Hutch gave him the hairy eyeball because he'd been at Starsky in the past about crude language and what all, but Starsky believed in calling a wad a wad. And that was definitely a good wad of spunk in his pants. He grinned as he took the napkins and cleaned up.
"Thanks." He groped for Hutch's hand and squeezed it, then went one step further and snatched a quick kiss. Hutch kissed him back, tongue soft and pushy in Starsky's mouth, before pulling away and looking around fast.
Starsky would offer to return the favor but he figured the chances of Hutch letting him get him off in public were about one in a gazillion. Instead, Starsky leaned against him.
"You know, I look nothing like him," Hutch said in his ear.
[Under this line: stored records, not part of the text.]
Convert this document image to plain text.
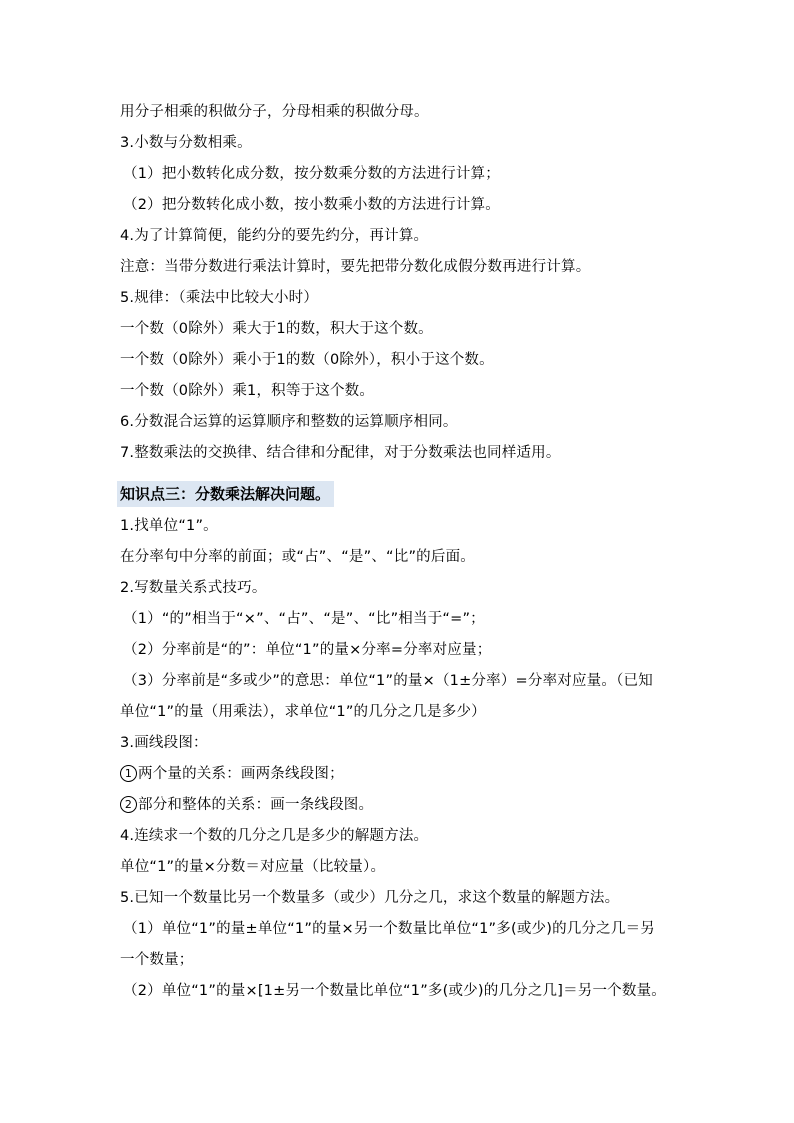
用分子相乘的积做分子，分母相乘的积做分母。
3.小数与分数相乘。
（1）把小数转化成分数，按分数乘分数的方法进行计算；
（2）把分数转化成小数，按小数乘小数的方法进行计算。
4.为了计算简便，能约分的要先约分，再计算。
注意：当带分数进行乘法计算时，要先把带分数化成假分数再进行计算。
5.规律：（乘法中比较大小时）
一个数（0除外）乘大于1的数，积大于这个数。
一个数（0除外）乘小于1的数（0除外），积小于这个数。
一个数（0除外）乘1，积等于这个数。
6.分数混合运算的运算顺序和整数的运算顺序相同。
7.整数乘法的交换律、结合律和分配律，对于分数乘法也同样适用。
知识点三：分数乘法解决问题。
1.找单位“1”。
在分率句中分率的前面；或“占”、“是”、“比”的后面。
2.写数量关系式技巧。
（1）“的”相当于“×”、“占”、“是”、“比”相当于“=”；
（2）分率前是“的”：单位“1”的量×分率=分率对应量；
（3）分率前是“多或少”的意思：单位“1”的量×（1±分率）=分率对应量。（已知
单位“1”的量（用乘法），求单位“1”的几分之几是多少）
3.画线段图：
1 两个量的关系：画两条线段图；
2 部分和整体的关系：画一条线段图。
4.连续求一个数的几分之几是多少的解题方法。
单位“1”的量×分数＝对应量（比较量）。
5.已知一个数量比另一个数量多（或少）几分之几，求这个数量的解题方法。
（1）单位“1”的量±单位“1”的量×另一个数量比单位“1”多(或少)的几分之几＝另
一个数量；
（2）单位“1”的量×[1±另一个数量比单位“1”多(或少)的几分之几]＝另一个数量。
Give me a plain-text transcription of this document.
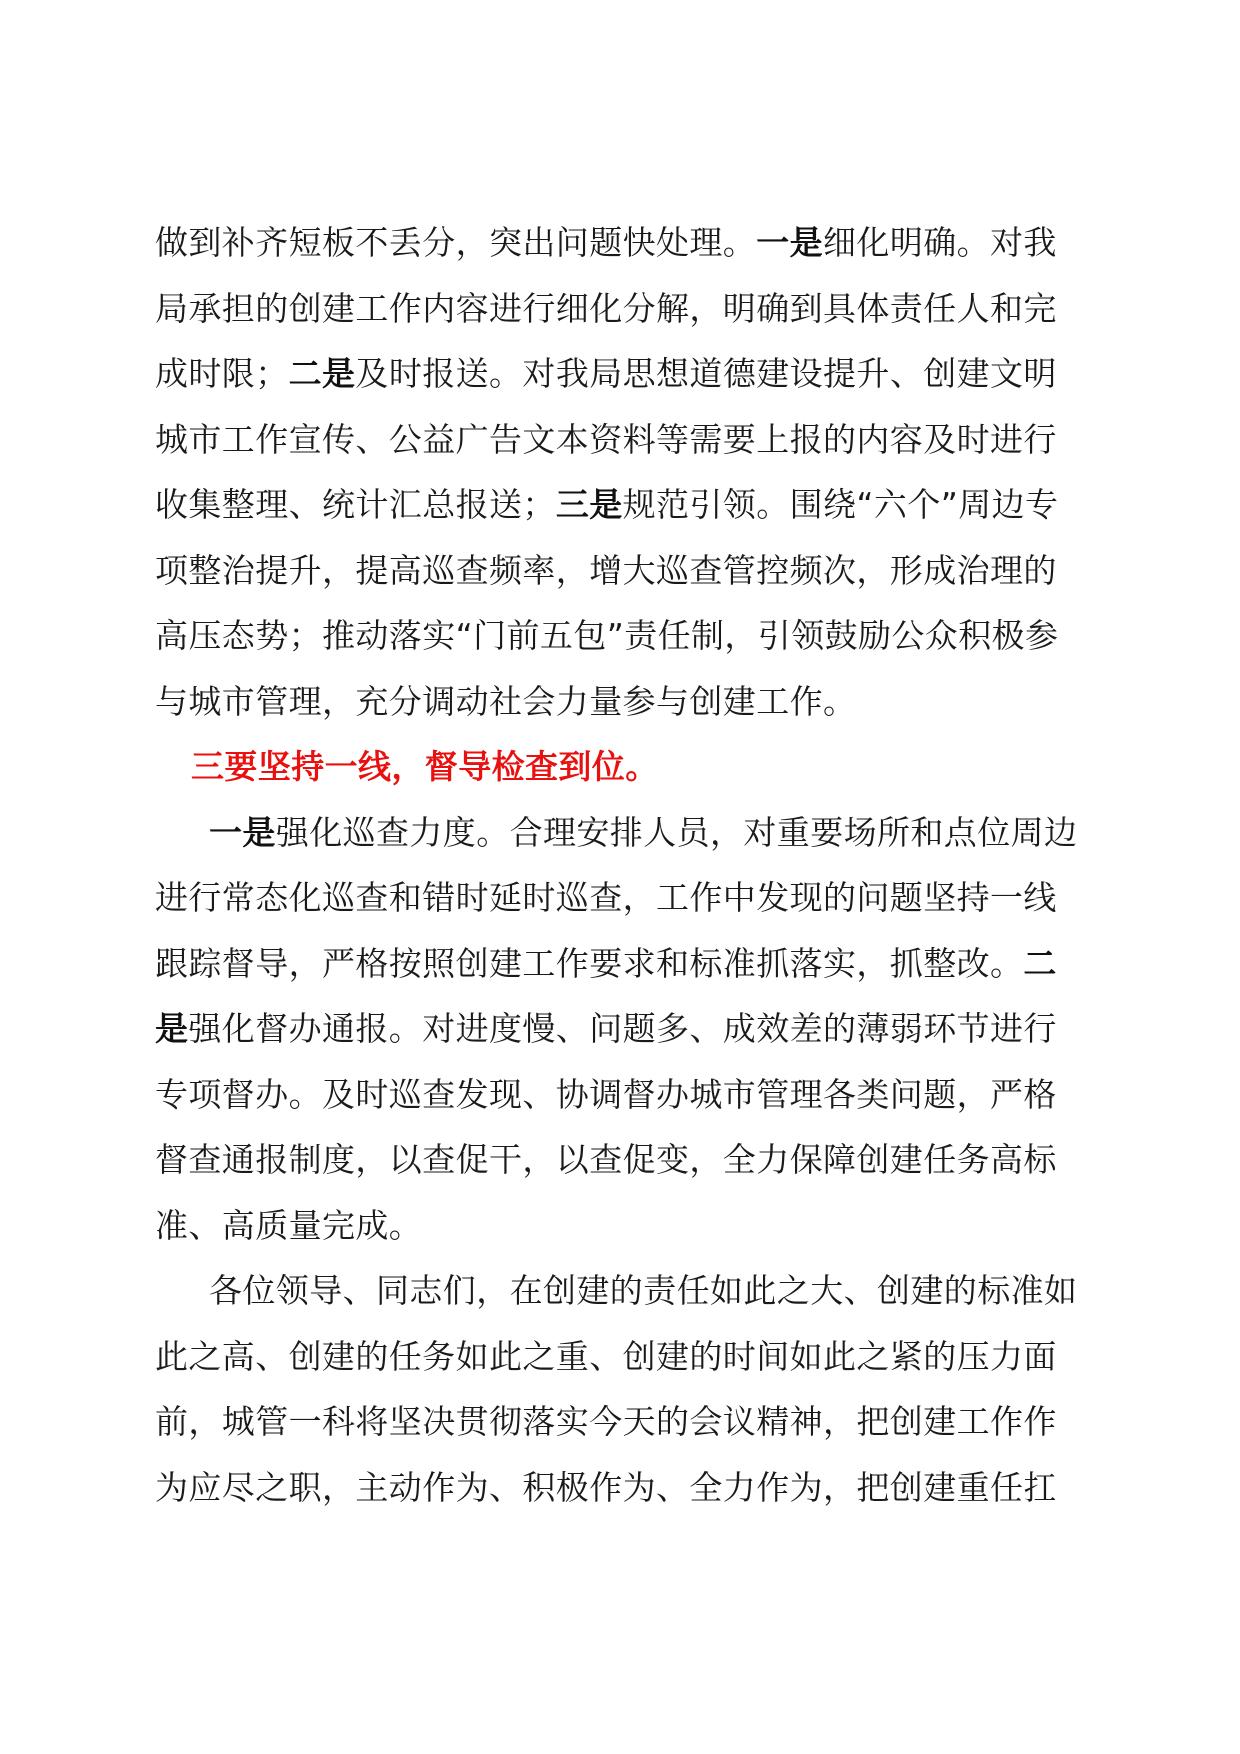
做到补齐短板不丢分，突出问题快处理。一是细化明确。对我局承担的创建工作内容进行细化分解，明确到具体责任人和完成时限；二是及时报送。对我局思想道德建设提升、创建文明城市工作宣传、公益广告文本资料等需要上报的内容及时进行收集整理、统计汇总报送；三是规范引领。围绕“六个”周边专项整治提升，提高巡查频率，增大巡查管控频次，形成治理的高压态势；推动落实“门前五包”责任制，引领鼓励公众积极参与城市管理，充分调动社会力量参与创建工作。

三要坚持一线，督导检查到位。

一是强化巡查力度。合理安排人员，对重要场所和点位周边进行常态化巡查和错时延时巡查，工作中发现的问题坚持一线跟踪督导，严格按照创建工作要求和标准抓落实，抓整改。二是强化督办通报。对进度慢、问题多、成效差的薄弱环节进行专项督办。及时巡查发现、协调督办城市管理各类问题，严格督查通报制度，以查促干，以查促变，全力保障创建任务高标准、高质量完成。

各位领导、同志们，在创建的责任如此之大、创建的标准如此之高、创建的任务如此之重、创建的时间如此之紧的压力面前，城管一科将坚决贯彻落实今天的会议精神，把创建工作作为应尽之职，主动作为、积极作为、全力作为，把创建重任扛
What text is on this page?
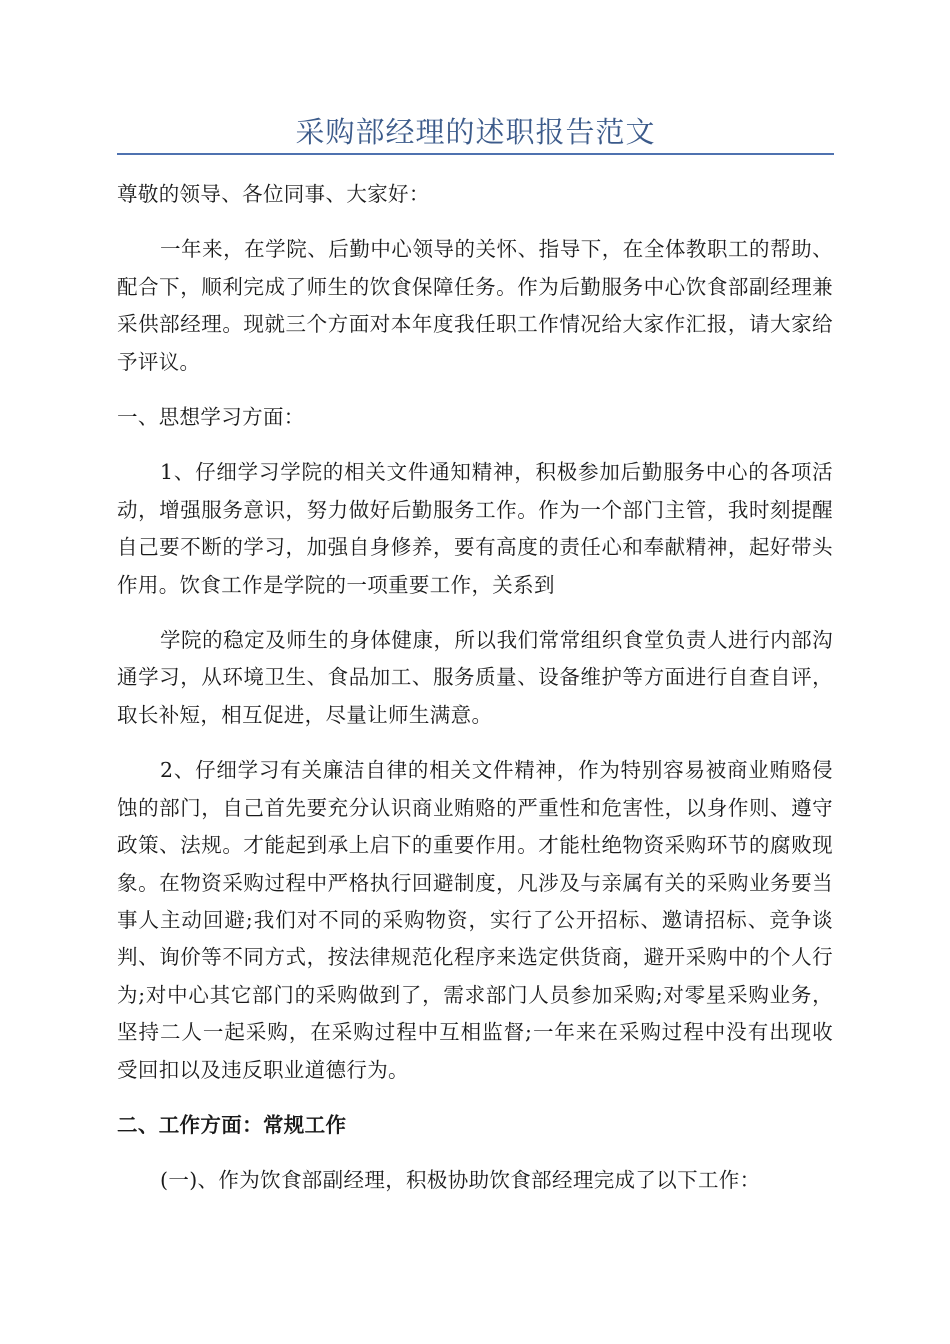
采购部经理的述职报告范文

尊敬的领导、各位同事、大家好：

一年来，在学院、后勤中心领导的关怀、指导下，在全体教职工的帮助、配合下，顺利完成了师生的饮食保障任务。作为后勤服务中心饮食部副经理兼采供部经理。现就三个方面对本年度我任职工作情况给大家作汇报，请大家给予评议。

一、思想学习方面：

1、仔细学习学院的相关文件通知精神，积极参加后勤服务中心的各项活动，增强服务意识，努力做好后勤服务工作。作为一个部门主管，我时刻提醒自己要不断的学习，加强自身修养，要有高度的责任心和奉献精神，起好带头作用。饮食工作是学院的一项重要工作，关系到

学院的稳定及师生的身体健康，所以我们常常组织食堂负责人进行内部沟通学习，从环境卫生、食品加工、服务质量、设备维护等方面进行自查自评，取长补短，相互促进，尽量让师生满意。

2、仔细学习有关廉洁自律的相关文件精神，作为特别容易被商业贿赂侵蚀的部门，自己首先要充分认识商业贿赂的严重性和危害性，以身作则、遵守政策、法规。才能起到承上启下的重要作用。才能杜绝物资采购环节的腐败现象。在物资采购过程中严格执行回避制度，凡涉及与亲属有关的采购业务要当事人主动回避;我们对不同的采购物资，实行了公开招标、邀请招标、竞争谈判、询价等不同方式，按法律规范化程序来选定供货商，避开采购中的个人行为;对中心其它部门的采购做到了，需求部门人员参加采购;对零星采购业务，坚持二人一起采购，在采购过程中互相监督;一年来在采购过程中没有出现收受回扣以及违反职业道德行为。

二、工作方面：常规工作

(一)、作为饮食部副经理，积极协助饮食部经理完成了以下工作：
"Yeah, I know. But something about him reminds me of you."
Hutch shrugged. "He's just a guy."
For a second, the words didn't even register. It was like Hutch said them to a part of Starsky's brain that was asleep. And then his detective brain woke up and said, "See? Dummy," and started to remember all the clues that had been staring him in the face.
Sure, Indy was smart and tall and a doof with long legs. But he wasn't exactly like Hutch. So, it turned out Starsky had a type. A guy type, like he had a type for gals. He could like guys that weren't Hutch.
"Oh," he said, and Hutch turned to look at him.
"Yeah. Yeah, I'm cool."
Hutch accepted it, turning back to the movie. Starsky watched with new eyes, and yeah, Indy was a fox. A total fox—he was a hunk; no doubt about it. It was a pleasure to watch him, especially now that Hutch knew. No more guilt and no more wondering what the hell. So what if he had a type. Hutch was the only one that mattered.
Afterward, Hutch gathered up all their trash to carry out of the theater like always while Starsky dashed to the john. They met up in the lobby, which was almost empty by then. Hutch stood examining the poster, a thoughtful look on his face.
"She's a foxy lady, but I've got to say, I like my guys a little darker. And lot more mouthy and annoying," he added, and then made as if to get away with that shit, but Starsky tripped his long, gawky legs with a strategic ankle and yanked him to a halt on the sidewalk.
"Say that again, bright eyes," Starsky said, putting the Brooklyn on. "Because there are two candidates in this partnership for the Crown Prince of Aggro-vating, and I ain't royalty."
Hutch chuckled and used his weight to swing Starsky down the street. "I'm just saying, I like my guys to pack a little dyn-o-mite—"
But Hutch was laughing too hard to finish, and Starsky was grinning too hard to shut him up, anyway.
"I did like that trick with the whip, though," Hutch said when he'd finally calmed down. "Starsk? What's that look about? Starsk?"